Data Frames are supposed to be faster than Python RDD operations, check slide 20 of this presentation:

http://www.slideshare.net/databricks/spark-summit-eu-2015-spark-dataframes-simple-and-fast-analysis-...

Could you try code below and check if it's faster?

from pyspark.sql import SQLContext, Row


input_file = "hdfs:///tmp/your_text_file"
raw_rdd = sc.textFile(input_file)
csv_rdd = raw_rdd.map(lambda x: x.split(","))


row_data = csv_rdd.map(lambda p: Row(
    field1=p[0], 
    field2=p[1],
    field3=p[2]
    )
)


df = sqlContext.createDataFrame(row_data)


categories = {}
idxCategories = [0,1,2]
for i in idxCategories: ##idxCategories contains indexes of rows that contains categorical data
    distinctValues = df.map(lambda x : x[i]).distinct().collect()
    categories[i] = distinctValues



    
print categories[0]
print categories[1]
print categories[2]


avatar
Contributor

4x slower 😞 I used .toDF() instead of your code. Is there any difference?

762-dataframe.png

avatar

You could load your csv directly, but I tested here and indeed distinct is take much longer with data frames.

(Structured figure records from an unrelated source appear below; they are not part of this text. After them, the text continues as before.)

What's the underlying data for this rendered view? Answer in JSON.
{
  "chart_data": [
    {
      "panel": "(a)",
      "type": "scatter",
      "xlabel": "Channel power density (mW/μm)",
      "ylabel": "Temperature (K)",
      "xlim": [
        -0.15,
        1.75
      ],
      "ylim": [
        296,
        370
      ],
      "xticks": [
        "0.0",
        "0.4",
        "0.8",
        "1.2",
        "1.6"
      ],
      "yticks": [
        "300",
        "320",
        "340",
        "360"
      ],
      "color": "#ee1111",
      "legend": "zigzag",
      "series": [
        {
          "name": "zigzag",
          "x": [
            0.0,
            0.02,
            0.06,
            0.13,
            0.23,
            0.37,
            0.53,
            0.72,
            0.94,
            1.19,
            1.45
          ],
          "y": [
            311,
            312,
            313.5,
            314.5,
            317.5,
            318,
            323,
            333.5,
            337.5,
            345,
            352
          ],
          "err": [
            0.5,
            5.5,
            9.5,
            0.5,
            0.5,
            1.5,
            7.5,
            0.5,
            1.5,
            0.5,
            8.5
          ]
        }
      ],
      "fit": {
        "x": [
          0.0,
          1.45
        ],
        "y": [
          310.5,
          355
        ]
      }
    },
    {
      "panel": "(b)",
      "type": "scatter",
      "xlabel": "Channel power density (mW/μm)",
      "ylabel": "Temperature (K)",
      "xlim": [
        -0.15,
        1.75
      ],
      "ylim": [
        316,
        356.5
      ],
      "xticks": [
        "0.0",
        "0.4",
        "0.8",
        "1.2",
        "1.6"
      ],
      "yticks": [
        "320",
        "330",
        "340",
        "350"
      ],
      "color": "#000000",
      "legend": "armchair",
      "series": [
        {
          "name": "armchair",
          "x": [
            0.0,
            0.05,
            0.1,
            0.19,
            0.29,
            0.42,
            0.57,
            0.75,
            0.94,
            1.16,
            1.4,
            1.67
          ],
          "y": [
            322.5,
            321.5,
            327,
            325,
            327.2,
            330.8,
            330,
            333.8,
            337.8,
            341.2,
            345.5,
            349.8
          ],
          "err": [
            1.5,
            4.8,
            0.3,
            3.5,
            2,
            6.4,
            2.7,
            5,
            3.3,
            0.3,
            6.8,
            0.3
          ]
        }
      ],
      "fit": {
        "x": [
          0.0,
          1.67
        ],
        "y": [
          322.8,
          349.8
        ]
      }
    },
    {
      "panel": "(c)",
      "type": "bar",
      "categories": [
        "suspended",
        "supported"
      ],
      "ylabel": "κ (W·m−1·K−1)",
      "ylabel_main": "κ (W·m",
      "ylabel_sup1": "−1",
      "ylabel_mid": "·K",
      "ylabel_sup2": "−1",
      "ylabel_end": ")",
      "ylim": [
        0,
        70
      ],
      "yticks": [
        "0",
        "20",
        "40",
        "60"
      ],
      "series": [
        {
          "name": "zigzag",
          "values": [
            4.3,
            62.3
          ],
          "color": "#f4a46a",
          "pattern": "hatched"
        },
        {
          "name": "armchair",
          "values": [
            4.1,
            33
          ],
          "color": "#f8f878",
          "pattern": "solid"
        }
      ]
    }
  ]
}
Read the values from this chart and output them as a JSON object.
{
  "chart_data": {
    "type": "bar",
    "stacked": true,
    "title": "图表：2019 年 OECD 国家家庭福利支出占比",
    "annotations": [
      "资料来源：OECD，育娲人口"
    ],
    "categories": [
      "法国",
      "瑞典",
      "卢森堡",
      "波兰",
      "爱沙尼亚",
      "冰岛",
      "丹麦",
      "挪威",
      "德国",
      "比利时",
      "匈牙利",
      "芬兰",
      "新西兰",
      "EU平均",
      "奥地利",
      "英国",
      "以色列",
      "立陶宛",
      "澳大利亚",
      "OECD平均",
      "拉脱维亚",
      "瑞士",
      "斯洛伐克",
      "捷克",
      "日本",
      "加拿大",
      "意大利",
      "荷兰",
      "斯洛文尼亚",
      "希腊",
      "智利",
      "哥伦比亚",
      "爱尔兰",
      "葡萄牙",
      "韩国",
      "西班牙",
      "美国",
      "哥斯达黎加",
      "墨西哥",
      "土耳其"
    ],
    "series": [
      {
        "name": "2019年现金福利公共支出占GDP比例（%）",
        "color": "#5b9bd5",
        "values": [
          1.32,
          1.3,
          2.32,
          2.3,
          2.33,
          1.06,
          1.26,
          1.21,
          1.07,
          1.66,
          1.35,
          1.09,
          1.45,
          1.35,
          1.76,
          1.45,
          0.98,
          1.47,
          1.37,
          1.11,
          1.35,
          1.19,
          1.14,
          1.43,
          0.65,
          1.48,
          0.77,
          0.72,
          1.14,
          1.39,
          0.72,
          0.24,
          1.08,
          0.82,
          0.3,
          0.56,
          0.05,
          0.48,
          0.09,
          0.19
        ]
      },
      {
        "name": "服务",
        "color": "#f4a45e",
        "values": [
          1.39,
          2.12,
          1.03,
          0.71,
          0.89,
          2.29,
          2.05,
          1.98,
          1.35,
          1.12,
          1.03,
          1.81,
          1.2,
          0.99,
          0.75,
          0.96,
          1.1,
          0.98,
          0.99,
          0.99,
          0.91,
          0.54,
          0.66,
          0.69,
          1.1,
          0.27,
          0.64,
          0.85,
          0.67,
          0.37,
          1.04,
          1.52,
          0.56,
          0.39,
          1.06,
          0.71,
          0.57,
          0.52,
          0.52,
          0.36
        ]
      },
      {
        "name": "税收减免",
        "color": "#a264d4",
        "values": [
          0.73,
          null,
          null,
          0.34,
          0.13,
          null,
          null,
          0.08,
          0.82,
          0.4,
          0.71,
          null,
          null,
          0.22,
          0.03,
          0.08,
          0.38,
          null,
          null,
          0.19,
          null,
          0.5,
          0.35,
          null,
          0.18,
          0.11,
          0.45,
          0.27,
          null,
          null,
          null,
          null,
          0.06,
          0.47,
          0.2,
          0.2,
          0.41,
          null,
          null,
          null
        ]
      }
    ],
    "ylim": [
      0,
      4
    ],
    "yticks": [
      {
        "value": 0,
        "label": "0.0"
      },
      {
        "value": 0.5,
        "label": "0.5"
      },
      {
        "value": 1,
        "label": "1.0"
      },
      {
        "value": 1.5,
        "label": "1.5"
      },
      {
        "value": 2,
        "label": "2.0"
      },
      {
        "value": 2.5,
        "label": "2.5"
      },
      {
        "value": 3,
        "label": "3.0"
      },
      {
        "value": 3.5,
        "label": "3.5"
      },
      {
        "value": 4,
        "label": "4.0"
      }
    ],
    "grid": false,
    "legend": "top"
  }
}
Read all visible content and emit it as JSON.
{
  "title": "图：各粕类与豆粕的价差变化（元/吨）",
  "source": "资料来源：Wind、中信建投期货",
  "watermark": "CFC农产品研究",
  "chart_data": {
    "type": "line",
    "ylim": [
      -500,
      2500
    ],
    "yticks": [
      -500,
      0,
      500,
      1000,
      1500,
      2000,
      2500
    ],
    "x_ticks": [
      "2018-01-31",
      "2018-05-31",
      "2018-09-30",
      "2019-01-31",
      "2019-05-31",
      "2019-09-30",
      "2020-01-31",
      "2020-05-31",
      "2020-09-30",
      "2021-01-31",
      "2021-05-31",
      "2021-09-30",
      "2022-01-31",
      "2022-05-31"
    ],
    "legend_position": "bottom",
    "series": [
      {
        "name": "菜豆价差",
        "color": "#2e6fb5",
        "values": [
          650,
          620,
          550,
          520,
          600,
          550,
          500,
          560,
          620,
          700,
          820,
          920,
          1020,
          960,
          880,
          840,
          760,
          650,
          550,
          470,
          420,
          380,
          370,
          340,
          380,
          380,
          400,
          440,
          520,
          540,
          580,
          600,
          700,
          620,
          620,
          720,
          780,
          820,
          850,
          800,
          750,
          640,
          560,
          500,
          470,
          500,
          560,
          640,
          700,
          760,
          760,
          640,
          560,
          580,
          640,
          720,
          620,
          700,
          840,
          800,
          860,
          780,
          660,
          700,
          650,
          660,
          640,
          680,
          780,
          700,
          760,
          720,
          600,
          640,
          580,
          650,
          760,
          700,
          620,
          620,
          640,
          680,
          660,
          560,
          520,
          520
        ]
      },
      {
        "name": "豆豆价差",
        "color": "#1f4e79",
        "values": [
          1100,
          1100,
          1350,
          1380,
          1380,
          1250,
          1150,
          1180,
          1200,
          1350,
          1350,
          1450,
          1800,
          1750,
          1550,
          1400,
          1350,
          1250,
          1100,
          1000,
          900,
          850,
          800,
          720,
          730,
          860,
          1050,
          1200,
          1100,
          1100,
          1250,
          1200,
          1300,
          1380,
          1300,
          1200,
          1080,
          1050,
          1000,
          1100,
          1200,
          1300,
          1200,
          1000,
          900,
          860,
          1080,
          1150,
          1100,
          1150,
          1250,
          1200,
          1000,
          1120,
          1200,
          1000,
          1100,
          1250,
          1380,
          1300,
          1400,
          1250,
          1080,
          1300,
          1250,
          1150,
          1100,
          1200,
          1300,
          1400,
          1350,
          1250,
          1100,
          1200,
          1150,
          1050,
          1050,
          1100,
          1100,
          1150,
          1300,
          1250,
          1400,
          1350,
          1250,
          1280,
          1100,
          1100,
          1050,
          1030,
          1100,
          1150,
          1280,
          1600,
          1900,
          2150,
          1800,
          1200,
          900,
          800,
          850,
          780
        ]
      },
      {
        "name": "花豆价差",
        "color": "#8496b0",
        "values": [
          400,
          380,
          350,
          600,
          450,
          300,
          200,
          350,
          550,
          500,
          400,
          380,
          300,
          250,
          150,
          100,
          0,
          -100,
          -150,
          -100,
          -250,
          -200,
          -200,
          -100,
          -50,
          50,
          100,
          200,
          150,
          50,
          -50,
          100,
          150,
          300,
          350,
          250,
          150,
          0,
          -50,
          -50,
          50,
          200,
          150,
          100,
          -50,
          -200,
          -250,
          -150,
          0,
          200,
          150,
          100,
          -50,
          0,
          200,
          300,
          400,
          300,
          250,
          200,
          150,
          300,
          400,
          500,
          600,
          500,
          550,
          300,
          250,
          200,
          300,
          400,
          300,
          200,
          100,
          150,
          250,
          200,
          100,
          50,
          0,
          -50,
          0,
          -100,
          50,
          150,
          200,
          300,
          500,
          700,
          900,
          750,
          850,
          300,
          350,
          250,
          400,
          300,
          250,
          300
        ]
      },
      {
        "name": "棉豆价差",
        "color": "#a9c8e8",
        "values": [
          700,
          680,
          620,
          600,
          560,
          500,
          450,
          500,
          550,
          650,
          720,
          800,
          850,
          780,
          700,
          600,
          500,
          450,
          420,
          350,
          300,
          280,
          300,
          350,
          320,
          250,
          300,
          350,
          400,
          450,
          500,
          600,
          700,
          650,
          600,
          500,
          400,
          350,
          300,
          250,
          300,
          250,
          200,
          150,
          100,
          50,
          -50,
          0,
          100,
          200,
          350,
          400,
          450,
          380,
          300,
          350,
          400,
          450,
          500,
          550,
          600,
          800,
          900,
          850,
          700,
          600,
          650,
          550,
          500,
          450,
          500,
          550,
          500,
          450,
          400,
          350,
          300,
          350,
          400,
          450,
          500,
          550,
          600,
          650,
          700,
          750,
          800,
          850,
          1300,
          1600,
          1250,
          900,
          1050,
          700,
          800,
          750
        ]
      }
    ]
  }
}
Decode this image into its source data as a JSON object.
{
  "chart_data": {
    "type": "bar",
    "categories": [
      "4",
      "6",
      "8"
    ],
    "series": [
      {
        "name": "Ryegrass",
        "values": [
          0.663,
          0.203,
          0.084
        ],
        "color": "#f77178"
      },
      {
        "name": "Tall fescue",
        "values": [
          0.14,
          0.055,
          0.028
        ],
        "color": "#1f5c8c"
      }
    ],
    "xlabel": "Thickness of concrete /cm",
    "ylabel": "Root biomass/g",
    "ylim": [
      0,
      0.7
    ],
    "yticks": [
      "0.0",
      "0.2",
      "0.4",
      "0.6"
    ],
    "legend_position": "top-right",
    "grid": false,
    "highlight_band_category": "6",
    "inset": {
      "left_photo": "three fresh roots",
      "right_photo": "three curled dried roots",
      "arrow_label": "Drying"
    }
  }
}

Can you describe your environment?

- hortonworks version

- spark version

- hardware configuration

- spark mode (localmode or spark on yarn)

Lastly, if you have enough cores/processor and as your file is small, spark might be choosing a low level of parallelism. you can try it increasing parallelism, like this:

    distinctValues = rawTrainData.map(lambda x : x[i]).distinct(numPartitions = 15).collect()

me fala se ficou mais rápido 🙂

avatar
Contributor

before calling this routine, I introduced the code bellow and exec time reduced to 1m8s. 3x improvement.

rawTrainData = rawTrainData.repartition(8)
rawTrainData.cache()

But introducing numPartitions=15 inside distinct method does not affect the result.

I'm running Spark 1.3.1 into standalone mode (spark://host:7077) with 12 cores and 20 GB per node allocated to Spark. The hardware is virtual, but I know it`s a top hardware. The cluster has 4 nodes (3 spark workers)

avatar

Awesome! You can check current number of partitions with command below:

print csv_rdd.getNumPartitions()

avatar
Master Mentor

@Vitor Batista can you accept the best answer to close this thread or post your own solution?